My third example is Wooferendum, who are planning a march of dogs on Downing Street to ‘hound’ – geddit? – Mrs May into putting country before party. Sadly our dog Molly died recently but Wooferendum is softening my resistance to getting another one soon.
But perhaps the greatest accolade of all should go to Matt Kelly, editor and founder of The New European. When he called me in the wake of the referendum asking if I would get involved in a new pop-up paper, sharing his frustration at what had happened I said ‘yes’. I’m not sure either of us thought it would still be here two years later. One hundred issues later, there are many more to come, all fighting to get some sense into the madhouse that our politics and so much of our media have become.

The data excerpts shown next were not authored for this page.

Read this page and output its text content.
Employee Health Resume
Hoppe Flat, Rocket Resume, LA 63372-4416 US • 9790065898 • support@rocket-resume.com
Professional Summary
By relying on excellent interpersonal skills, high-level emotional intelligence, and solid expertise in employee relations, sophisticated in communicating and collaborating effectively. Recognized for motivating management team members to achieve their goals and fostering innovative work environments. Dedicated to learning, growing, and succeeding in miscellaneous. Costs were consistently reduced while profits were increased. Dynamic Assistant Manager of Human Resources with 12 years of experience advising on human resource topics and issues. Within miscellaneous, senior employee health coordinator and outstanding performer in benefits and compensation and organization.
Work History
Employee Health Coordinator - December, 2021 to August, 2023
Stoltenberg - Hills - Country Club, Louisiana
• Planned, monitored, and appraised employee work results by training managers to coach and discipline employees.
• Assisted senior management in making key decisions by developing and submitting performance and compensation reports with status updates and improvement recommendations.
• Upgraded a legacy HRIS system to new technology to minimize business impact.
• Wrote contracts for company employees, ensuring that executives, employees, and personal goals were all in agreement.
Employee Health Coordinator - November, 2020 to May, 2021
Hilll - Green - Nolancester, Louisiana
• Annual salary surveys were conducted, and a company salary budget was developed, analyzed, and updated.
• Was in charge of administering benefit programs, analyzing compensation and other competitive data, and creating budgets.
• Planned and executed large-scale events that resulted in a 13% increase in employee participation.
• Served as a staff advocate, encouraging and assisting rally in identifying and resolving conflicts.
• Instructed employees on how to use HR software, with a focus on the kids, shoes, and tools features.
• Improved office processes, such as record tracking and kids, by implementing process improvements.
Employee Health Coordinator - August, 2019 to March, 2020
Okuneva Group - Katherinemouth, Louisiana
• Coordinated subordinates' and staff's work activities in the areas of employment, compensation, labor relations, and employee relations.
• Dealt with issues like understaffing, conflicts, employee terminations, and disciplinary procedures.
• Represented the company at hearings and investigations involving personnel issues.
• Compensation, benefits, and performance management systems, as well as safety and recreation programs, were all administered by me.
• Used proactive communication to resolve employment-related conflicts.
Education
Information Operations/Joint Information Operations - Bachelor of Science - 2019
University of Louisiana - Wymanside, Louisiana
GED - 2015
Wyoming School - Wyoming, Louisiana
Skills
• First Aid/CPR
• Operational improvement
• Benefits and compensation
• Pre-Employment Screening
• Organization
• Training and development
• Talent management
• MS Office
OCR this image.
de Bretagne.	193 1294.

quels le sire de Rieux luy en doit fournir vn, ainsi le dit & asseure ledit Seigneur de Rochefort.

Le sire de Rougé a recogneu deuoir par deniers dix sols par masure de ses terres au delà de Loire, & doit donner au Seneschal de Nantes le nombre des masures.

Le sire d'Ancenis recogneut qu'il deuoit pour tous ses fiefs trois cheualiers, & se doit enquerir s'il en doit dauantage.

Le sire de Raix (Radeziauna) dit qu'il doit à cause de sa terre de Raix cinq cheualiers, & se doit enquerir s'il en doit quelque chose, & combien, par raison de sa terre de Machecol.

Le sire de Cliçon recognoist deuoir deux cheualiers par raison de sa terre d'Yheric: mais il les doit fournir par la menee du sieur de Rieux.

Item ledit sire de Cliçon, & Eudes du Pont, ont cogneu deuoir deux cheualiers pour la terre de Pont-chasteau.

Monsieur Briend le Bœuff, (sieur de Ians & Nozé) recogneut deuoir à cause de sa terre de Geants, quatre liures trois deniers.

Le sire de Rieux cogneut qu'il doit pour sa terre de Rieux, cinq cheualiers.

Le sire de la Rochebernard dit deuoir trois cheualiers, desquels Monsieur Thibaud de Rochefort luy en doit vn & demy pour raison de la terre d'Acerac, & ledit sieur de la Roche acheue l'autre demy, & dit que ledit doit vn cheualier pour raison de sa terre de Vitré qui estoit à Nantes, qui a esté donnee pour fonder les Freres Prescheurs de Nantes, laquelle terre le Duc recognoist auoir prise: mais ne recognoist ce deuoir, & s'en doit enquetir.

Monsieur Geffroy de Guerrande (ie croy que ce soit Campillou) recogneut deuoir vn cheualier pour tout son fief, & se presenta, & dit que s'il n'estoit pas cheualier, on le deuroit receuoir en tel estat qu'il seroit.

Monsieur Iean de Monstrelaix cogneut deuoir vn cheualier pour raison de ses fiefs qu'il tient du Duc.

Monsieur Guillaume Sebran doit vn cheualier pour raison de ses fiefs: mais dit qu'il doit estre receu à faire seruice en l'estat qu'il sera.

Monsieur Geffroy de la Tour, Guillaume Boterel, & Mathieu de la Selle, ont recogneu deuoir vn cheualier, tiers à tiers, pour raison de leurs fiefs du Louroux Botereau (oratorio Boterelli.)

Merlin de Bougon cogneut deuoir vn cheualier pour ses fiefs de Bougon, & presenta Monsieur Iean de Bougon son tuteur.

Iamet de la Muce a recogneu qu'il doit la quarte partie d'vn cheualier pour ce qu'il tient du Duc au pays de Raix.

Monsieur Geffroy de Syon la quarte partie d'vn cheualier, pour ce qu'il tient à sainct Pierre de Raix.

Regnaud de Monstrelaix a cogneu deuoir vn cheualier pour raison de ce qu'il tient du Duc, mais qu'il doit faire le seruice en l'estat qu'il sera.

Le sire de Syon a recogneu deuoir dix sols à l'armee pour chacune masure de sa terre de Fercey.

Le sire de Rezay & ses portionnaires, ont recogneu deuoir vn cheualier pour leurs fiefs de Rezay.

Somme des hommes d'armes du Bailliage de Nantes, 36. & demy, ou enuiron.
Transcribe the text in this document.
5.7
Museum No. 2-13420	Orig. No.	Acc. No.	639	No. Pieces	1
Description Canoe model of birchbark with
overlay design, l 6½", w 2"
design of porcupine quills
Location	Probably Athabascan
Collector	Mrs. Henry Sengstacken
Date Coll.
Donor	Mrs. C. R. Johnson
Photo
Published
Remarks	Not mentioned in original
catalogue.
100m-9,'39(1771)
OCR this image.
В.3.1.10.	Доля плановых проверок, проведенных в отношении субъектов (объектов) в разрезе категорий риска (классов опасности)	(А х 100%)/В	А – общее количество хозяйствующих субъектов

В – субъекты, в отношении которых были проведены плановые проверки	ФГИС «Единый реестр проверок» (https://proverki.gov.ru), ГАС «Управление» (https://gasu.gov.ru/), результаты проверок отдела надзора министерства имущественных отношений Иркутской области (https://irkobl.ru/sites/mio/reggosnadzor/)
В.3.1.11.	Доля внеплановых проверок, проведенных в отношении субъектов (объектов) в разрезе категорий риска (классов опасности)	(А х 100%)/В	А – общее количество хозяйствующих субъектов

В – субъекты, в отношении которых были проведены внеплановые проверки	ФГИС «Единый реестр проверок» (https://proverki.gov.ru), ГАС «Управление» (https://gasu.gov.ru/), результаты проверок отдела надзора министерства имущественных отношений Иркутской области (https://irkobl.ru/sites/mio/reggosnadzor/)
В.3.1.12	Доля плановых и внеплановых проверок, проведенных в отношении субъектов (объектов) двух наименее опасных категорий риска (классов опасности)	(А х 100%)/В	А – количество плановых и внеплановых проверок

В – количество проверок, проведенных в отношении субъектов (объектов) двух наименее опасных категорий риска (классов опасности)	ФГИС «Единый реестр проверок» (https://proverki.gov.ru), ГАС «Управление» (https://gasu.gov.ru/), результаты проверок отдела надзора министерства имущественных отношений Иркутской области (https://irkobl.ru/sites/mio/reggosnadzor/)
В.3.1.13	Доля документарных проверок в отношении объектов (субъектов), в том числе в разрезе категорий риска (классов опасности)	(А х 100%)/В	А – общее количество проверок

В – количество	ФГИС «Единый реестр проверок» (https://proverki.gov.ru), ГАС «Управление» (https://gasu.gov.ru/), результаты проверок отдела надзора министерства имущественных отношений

What a wonderful send-off for Stephen Hawking, truly entering the pantheon of greats in having his ashes interred alongside those of Charles Darwin and Isaac Newton inside Westminster Abbey. And what a confirmation of the Pravda-in-reverse nature of most of our media these days that amid the extensive coverage, the words Brexit and NHS – he hated the first, loved the second, and believed the government approach to both was hugely damaging to the country – did not get a mention.
George Orwell’s statue stands proud and tall outside New Broadcasting House. I hope BBC executives and journalists reflect on what he would have thought of their current coverage of Brexit, as they stroll to work in Orwell’s shadow, trying to work out how not to cover the People’s Vote march this weekend out of fear of upsetting the government or the Brextremist press.